Originaire de Londres, Swindle est un dj multi-instrumentaliste, dont la griffe est un mélange puissant de rythmiques electro et d’accompagnements jazzy. Cet album est un projet qui est né au sein des tournées de l’artiste. On y voyage de ville en ville, d’un continent à l’autre, en explorant influences musicales et instrumentales. Chaque piste possède sa propre identité, parfois vraiment déroutante mais toujours singulière. Les rythmiques changent, les orchestrations s’adaptent, les Cuts nous surprennent, et cependant tout s’enchaîne avec une fluidité déconcertante.

Cet album m’est tout simplement jouissif. D’une part, le son est BON. La production est d’une qualité irréprochable, et il est plaisant de se laisser enrober par un son clair, précis, presque rond en bouche. D’autre part je ressens un plaisir et un enthousiasme énorme dans ces quelques titres. Je me sens identique devant le générique de Totoro, c’est à dire débordant d’ « happiness » et d’énergie.

J’exhorte à écouter Swindle. Peace, Love & Music c‘est un peu comme ces chocolats pralinés de noël qui laissent des morceaux de sucre pétillant sur la langue; bon, surprenant, et on en veut encore.
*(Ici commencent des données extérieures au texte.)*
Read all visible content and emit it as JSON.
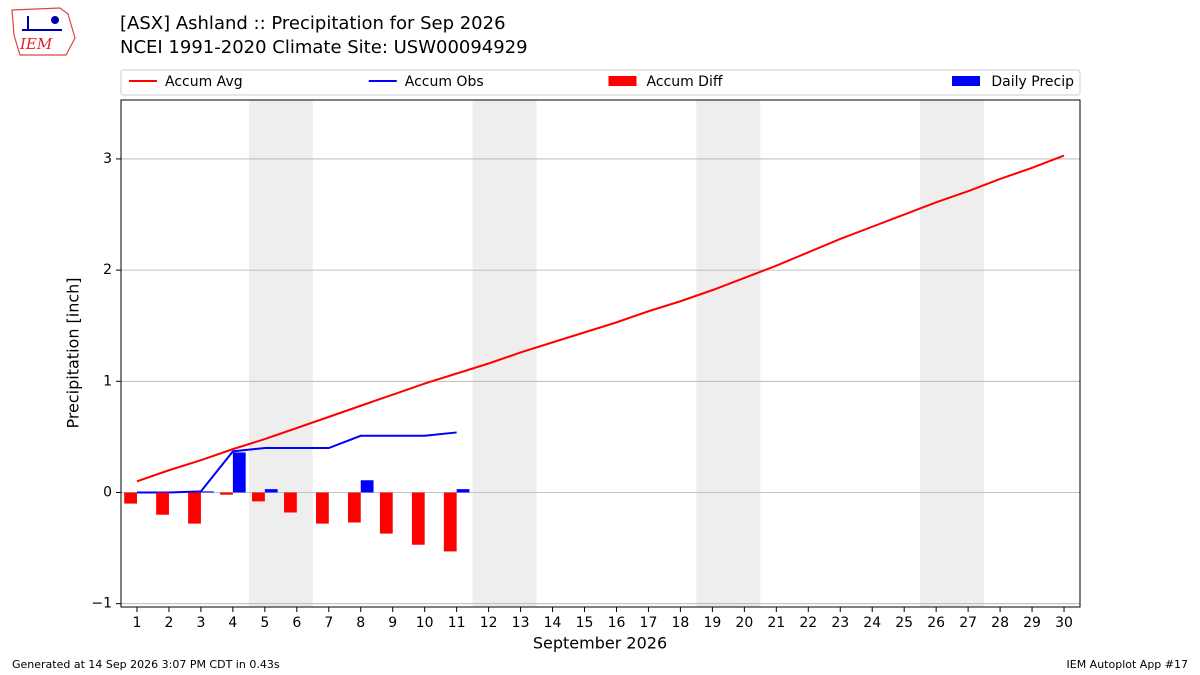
{
  "header": {
    "title": "[ASX] Ashland :: Precipitation for Sep 2026",
    "subtitle": "NCEI 1991-2020 Climate Site: USW00094929",
    "logo_text": "IEM"
  },
  "footer": {
    "left": "Generated at 14 Sep 2026 3:07 PM CDT in 0.43s",
    "right": "IEM Autoplot App #17"
  },
  "chart_data": {
    "type": "combo",
    "xlabel": "September 2026",
    "ylabel": "Precipitation [inch]",
    "x": [
      1,
      2,
      3,
      4,
      5,
      6,
      7,
      8,
      9,
      10,
      11,
      12,
      13,
      14,
      15,
      16,
      17,
      18,
      19,
      20,
      21,
      22,
      23,
      24,
      25,
      26,
      27,
      28,
      29,
      30
    ],
    "xlim": [
      0.5,
      30.5
    ],
    "xticks": [
      1,
      2,
      3,
      4,
      5,
      6,
      7,
      8,
      9,
      10,
      11,
      12,
      13,
      14,
      15,
      16,
      17,
      18,
      19,
      20,
      21,
      22,
      23,
      24,
      25,
      26,
      27,
      28,
      29,
      30
    ],
    "ylim": [
      -1.03,
      3.53
    ],
    "yticks": [
      {
        "value": -1,
        "label": "−1"
      },
      0,
      1,
      2,
      3
    ],
    "grid": true,
    "weekend_spans": [
      [
        4.5,
        6.5
      ],
      [
        11.5,
        13.5
      ],
      [
        18.5,
        20.5
      ],
      [
        25.5,
        27.5
      ]
    ],
    "series": [
      {
        "name": "Accum Avg",
        "color": "#ff0000",
        "kind": "line",
        "values": [
          0.1,
          0.2,
          0.29,
          0.39,
          0.48,
          0.58,
          0.68,
          0.78,
          0.88,
          0.98,
          1.07,
          1.16,
          1.26,
          1.35,
          1.44,
          1.53,
          1.63,
          1.72,
          1.82,
          1.93,
          2.04,
          2.16,
          2.28,
          2.39,
          2.5,
          2.61,
          2.71,
          2.82,
          2.92,
          3.03
        ]
      },
      {
        "name": "Accum Obs",
        "color": "#0000ff",
        "kind": "line",
        "values": [
          0,
          0,
          0.01,
          0.37,
          0.4,
          0.4,
          0.4,
          0.51,
          0.51,
          0.51,
          0.54,
          null,
          null,
          null,
          null,
          null,
          null,
          null,
          null,
          null,
          null,
          null,
          null,
          null,
          null,
          null,
          null,
          null,
          null,
          null
        ]
      },
      {
        "name": "Accum Diff",
        "color": "#ff0000",
        "kind": "bar",
        "values": [
          -0.1,
          -0.2,
          -0.28,
          -0.02,
          -0.08,
          -0.18,
          -0.28,
          -0.27,
          -0.37,
          -0.47,
          -0.53,
          null,
          null,
          null,
          null,
          null,
          null,
          null,
          null,
          null,
          null,
          null,
          null,
          null,
          null,
          null,
          null,
          null,
          null,
          null
        ]
      },
      {
        "name": "Daily Precip",
        "color": "#0000ff",
        "kind": "bar",
        "values": [
          0,
          0,
          0.01,
          0.36,
          0.03,
          0,
          0,
          0.11,
          0,
          0,
          0.03,
          null,
          null,
          null,
          null,
          null,
          null,
          null,
          null,
          null,
          null,
          null,
          null,
          null,
          null,
          null,
          null,
          null,
          null,
          null
        ]
      }
    ]
  }
}
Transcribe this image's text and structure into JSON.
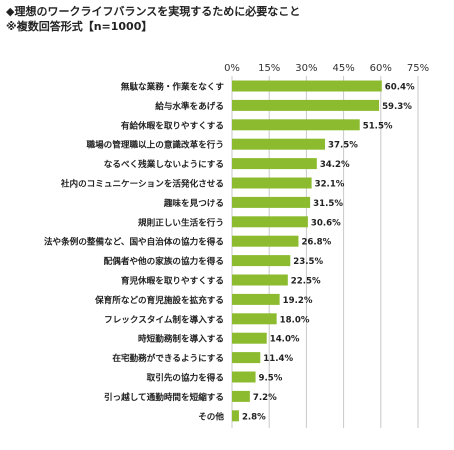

« The hot sardines », quand la boite à sardines retrouve ses lettres de noblesse.

tortue

Vous avez toujours eu l’envie de faire un tour dans un pub de l’entre-deux guerres mais pour votre plus grand malheur vous n’avez jamais eu Christopher Lloyd comme voisin pour vous aider.
Eurêka !! Vous venez juste de trouver une alternative.

Je suis tombé amoureux de l’atmosphère qui se dégage de cet album. Le fait que ce soit un live contribue à une immersion complète et instantanée,  et contrairement à mes aprioris la qualité de l’enregistrement est remarquable. On est pris pas les réactions du public, son enthousiasme, ses envies. On est capturé par cette ambiance feutrée, enrobée dans un halo de fumée. Bien que seul sur mon canapé, je me suis senti en plein concert avec l’envie de siroter une pression tenue au creux de ma main.

Pour en venir au cœur du sujet, the « hot sardines » c’est une chanteuse accompagnée par une formation de quatre musiciens (bien qu’ils sont plus nombreux pour ce live). Ces new-yorkais font tout le nécessaire pour nous transmettre leurs sonorités hot-jazz des années 30-40, remède remarquable contre toutes Grandes Dépressions. La voix pose presque instantanément une proximité conviviale, voire amicale avec nos oreilles. Elle nous interpelle (parfois même en français), nous ensorcelle avec ses sentiments et ses histoires de cœur.

Si le temps d’un album vous vous sentez de faire partie d’un tout, de partager l’effervescence d’un concert, alors ne laissez pas la place au doute, foncez.